Biases in our thinking

Thinking and interaction are everyday phenomena, which often accidentally include different stereotypes and biases. The exercise promotes an open discussion culture.

Understand diversity – and yourself

The simulation helps to understand the phenomena related to thinking and interaction. The exercise provides background on everyday phenomena such as stereotyping and “not invented here” type of thinking and helps the team to discuss actions and decision-making. The exercise promotes a culture of open discussion. The variables are based on research on the subject (in particular Kahnemann). The story provides a background for a facilitated discussion of the team members’ experiences in collaboration and decision-making.
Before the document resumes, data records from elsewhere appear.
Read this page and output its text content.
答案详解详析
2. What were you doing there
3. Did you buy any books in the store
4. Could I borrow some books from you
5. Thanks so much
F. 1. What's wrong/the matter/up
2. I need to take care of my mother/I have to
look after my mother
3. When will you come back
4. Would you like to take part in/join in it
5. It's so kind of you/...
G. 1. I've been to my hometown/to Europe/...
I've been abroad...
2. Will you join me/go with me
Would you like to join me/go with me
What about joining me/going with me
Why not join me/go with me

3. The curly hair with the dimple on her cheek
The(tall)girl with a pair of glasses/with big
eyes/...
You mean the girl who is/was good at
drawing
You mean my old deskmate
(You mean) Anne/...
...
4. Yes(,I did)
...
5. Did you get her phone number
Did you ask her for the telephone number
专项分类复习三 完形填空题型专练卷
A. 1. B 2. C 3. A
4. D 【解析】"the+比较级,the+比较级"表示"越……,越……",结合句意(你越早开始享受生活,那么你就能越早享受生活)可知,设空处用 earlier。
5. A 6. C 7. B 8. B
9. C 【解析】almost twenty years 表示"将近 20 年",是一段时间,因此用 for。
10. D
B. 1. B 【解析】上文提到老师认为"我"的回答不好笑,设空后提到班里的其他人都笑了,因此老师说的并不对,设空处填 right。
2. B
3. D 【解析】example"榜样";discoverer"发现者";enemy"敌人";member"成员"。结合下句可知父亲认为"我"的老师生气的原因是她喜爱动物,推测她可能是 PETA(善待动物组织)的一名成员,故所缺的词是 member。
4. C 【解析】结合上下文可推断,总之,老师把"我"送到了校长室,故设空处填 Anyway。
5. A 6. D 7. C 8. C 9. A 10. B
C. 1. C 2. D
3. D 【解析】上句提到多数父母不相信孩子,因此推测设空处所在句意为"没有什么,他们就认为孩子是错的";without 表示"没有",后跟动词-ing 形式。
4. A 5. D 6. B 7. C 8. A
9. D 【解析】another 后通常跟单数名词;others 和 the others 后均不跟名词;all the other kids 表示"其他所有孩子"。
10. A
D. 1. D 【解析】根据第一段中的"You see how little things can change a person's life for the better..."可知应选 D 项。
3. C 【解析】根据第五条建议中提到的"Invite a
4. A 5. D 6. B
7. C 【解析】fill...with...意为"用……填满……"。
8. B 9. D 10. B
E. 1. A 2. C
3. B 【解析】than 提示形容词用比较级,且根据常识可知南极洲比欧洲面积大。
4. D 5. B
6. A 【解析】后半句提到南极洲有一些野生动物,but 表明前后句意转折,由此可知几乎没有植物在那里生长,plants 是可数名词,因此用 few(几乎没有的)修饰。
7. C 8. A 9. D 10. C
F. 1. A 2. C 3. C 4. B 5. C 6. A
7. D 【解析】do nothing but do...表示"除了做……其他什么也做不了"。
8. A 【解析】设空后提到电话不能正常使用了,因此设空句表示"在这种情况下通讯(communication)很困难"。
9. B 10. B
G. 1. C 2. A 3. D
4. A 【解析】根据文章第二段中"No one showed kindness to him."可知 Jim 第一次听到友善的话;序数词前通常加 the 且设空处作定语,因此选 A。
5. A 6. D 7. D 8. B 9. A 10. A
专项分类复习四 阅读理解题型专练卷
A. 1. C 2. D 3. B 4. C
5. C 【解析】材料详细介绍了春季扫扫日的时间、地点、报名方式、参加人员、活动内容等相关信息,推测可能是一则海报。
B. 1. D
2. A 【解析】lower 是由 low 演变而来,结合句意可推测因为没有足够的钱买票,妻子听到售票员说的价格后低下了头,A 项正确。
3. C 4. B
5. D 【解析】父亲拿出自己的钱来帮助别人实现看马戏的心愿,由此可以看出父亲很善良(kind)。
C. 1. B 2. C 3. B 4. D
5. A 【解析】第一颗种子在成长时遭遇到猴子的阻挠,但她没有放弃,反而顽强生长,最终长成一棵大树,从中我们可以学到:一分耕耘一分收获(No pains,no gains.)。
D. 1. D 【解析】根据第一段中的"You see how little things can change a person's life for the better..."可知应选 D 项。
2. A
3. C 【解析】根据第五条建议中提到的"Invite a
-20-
The story enables open discussion and therefore drawing conclusions for the team’s activities. Your company is sponsoring the Tall Ships Races and your team spends team days at the sea. You encounter different situations related to work as well as sailing. In these situations, the team evaluates themselves in relation to the biases in our thinking. After each situation there is a discussion, where the decisions are justified, others’ views are heard, and learning takes place on the meaning of different types of biases and how different people experience them in their own thinking and in the team’s operations.

CLAIM 2: Group thinking

Who of you best controls their “group thinking” bias?

CLAIM 3: Stereotyping

Who of you best controls their “stereotypification” bias?

CLAIM 4: Empathy gap

Who of you best recognises the need for empathy?

CLAIM 5: Avoiding threats

Who of you does not overestimate the threats?

Research background

The simulation includes a collection of different biases in our thinking, collected from different sources, the most important being Kahneman’s Thinking fast and slow (2011). Over a hundred biases have been identified and those most relevant to the work community have been selected for the simulation. In practice, the simulation includes biases that stimulate discussions and are thought-provoking, such as confirmation bias, group thinking bias and status quo bias. This simulation is different from the others in that many players are not familiar with the topics covered. Therefore, in addition to the team discussion and peer learning, the simulation has a clear orientation goal: participants become aware of the different biases.

Objectives

  • Familiarise the participants to the cognitive biases of individual and team thinking and to their effects in the work community
  • Emphasise individual differences in our ways of thinking and the strengths and weaknesses of different individuals
  • Enable critical and analytical discussion of team practices and their development

For whom

  • For teams of 4-16 people. The content of the simulation is demanding as a concept: The biases in our thinking require more introspection than, for example, preferences for different kinds of tasks.
  • We recommend at least a brief introduction to the topic before the simulation. We can provide a 20-30 minute introduction before the simulation, or the customer can carry out a more extensive introduction by themselves.
  • The duration of the simulation is about 2 hours.